Mais l’inverse est également vrai : exacerber leurs qualités supposément féminines les rend sujettes à la stigmatisation, à l’essentialisation et à l’hypersexualisation, comme le furent Fleur Pellerin ou Aurélie Filippetti. Leur comportement fait écho au concept de « féminité mascarade » développé par la psychanalyste Joan Riviere en 192922 en référence aux femmes qui, parce qu’elles accèdent à des professions masculines, surjouent la féminité comme pour compenser leur transgression de genre, comme pour se faire pardonner. Ainsi, qu’elles se montrent « féminines » ou imitent les hommes, les femmes sont toujours perdantes. S’écarter de la norme dominante de la féminité est tout aussi sanctionné que de s’y conformer à outrance.

Malgré les lois sur la parité introduites en France dès 2000, toujours très peu de femmes accèdent aux postes les plus convoités et prestigieux. Ainsi, « la parité quantitative n’est toujours pas qualitative »23. Par exemple, les postes considérés comme féminins (famille, éducation, santé, etc.) reviennent majoritairement aux femmes, tandis que les ministères relevant des fonctions régaliennes (Intérieur, économie, affaires étrangères, etc.) sont occupés par des hommes. Les résultats de la parité sont donc minimisés en interne par la sélection des candidat.e.s. La politique reste par conséquent un milieu très peu mixte, que ce soit en termes de genre, mais aussi de classe sociale, de race et d’âge, l’écrasante majorité des politicien.ne.s étant des hommes, blancs et issus des mêmes écoles (Sciences Po, ENA), il en résulte un entre-soi masculin, blanc et bourgeois. Cette endogamie sociale, raciale et genrée est très peu questionnée, contrairement à la non-mixité entre femmes ou entre personnes racisées qui est dénoncée et qualifiée de communautarisme.

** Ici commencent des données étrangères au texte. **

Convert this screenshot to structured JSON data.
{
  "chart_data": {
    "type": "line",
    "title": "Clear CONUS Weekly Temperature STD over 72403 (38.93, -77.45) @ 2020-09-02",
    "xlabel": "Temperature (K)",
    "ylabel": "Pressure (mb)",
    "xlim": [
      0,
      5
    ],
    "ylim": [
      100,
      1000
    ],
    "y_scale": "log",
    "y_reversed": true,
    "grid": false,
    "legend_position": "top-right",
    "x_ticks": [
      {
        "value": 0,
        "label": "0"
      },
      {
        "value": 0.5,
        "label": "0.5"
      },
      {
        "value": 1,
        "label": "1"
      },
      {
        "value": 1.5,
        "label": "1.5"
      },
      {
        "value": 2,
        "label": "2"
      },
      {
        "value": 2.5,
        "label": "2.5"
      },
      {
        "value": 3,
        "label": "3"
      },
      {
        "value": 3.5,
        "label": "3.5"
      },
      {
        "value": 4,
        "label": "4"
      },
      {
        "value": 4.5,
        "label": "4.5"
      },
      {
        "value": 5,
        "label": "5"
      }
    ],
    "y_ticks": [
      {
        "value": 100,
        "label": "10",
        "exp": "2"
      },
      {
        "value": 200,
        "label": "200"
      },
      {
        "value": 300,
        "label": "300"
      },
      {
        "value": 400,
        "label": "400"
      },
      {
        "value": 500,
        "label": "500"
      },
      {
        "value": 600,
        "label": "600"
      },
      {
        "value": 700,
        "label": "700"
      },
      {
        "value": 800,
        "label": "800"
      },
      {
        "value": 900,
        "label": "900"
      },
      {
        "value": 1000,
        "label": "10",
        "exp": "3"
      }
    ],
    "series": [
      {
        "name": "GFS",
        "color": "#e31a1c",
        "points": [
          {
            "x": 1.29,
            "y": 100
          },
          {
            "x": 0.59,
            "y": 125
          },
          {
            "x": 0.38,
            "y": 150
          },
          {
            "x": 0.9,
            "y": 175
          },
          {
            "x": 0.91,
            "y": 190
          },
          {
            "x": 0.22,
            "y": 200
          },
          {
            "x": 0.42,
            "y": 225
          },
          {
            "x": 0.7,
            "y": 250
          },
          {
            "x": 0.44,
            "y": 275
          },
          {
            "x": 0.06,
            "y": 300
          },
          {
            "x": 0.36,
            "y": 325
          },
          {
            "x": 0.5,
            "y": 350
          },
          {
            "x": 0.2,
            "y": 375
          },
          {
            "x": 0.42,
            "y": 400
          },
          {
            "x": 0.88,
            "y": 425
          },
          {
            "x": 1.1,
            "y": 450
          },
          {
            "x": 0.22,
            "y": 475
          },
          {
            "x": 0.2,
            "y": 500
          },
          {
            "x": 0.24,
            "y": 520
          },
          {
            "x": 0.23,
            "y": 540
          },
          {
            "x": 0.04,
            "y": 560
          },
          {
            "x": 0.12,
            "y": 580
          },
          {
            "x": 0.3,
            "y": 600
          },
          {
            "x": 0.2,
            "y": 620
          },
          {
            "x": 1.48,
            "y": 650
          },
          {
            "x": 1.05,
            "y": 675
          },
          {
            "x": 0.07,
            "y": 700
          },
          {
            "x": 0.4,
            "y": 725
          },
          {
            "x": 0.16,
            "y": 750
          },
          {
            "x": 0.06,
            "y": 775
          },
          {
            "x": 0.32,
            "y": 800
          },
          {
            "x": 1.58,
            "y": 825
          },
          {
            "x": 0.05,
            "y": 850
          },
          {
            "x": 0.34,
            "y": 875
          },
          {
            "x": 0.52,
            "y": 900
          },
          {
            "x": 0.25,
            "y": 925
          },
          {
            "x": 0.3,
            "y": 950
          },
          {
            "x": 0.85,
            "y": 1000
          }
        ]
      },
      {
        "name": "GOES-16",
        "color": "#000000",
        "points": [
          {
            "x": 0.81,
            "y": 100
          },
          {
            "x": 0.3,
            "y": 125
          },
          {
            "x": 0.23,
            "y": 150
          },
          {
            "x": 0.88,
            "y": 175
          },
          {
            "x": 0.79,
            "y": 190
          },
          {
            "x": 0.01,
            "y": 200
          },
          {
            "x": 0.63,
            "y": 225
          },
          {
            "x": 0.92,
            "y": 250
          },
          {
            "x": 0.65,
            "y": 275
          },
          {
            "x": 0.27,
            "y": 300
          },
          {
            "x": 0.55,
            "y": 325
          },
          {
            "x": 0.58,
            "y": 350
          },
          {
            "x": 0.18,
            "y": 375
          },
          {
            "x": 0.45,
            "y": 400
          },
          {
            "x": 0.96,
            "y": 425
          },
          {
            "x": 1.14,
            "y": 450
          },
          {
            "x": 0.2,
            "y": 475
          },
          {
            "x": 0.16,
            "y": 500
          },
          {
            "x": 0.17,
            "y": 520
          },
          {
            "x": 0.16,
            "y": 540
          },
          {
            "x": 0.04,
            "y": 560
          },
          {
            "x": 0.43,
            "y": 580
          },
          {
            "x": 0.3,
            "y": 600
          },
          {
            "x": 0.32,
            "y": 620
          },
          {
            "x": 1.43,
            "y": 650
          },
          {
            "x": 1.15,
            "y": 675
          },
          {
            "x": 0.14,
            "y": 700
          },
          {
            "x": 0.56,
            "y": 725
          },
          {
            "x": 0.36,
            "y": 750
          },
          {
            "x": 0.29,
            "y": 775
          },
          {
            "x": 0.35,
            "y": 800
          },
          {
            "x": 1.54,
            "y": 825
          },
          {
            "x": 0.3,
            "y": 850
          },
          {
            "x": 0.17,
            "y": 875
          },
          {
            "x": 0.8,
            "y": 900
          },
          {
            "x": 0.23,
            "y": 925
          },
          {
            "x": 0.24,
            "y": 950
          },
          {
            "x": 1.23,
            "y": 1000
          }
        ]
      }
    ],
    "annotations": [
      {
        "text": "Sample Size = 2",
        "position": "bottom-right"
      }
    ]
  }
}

Des qualités masculines essentielles pour gouverner

On remarque que les caractéristiques normatives valorisées par la masculinité hégémonique (virilité, agressivité, force, compétitivité, rationalité, leadership, etc.) sont également associées à la conception dominante du pouvoir et même considérées comme essentielles pour réussir en politique. Les codes de la politique sont toujours masculins, comme en témoigne la poignée de main entre Emmanuel Macron et Donald Trump en 2017 à Bruxelles qui ressemblait fort à un duel de virilité. En politique comme ailleurs, la virilité est gage de crédibilité et de légitimité. Comme le soulignent Mathilde Larrère et Aude Lorriaux, « Si on évalue la réussite des négociations à l’aune de la force d’une poignée de main, les femmes ne seront-elles pas jugées d’emblée perdantes ? »24

L’un des traits caractéristiques du leadership masculin est celui de l’incapacité à reconnaître ses erreurs, comme si cela consisterait à admettre sa faiblesse. Il faudrait ainsi se montrer constamment sûr de soi et tout contrôler. Par exemple, Emmanuel Macron sur le plateau de TFI a déclaré avec assurance à propos de l’application Tous Anti Covid : « je ne dirais pas que c’est un échec, je dirais que ça n’a pas marché », une tournure de phrase risible qui illustre néanmoins ce standard en politique : reconnaître ses erreurs est vu comme une marque de faiblesse, de vulnérabilité, et donc de non-masculinité. La chancelière allemande Angela Merkel n’a au contraire pas eu peur de présenter ses excuses au peuple et de revenir sur ses décisions, en reconnaissant des erreurs quant à sa gestion de la crise sanitaire25.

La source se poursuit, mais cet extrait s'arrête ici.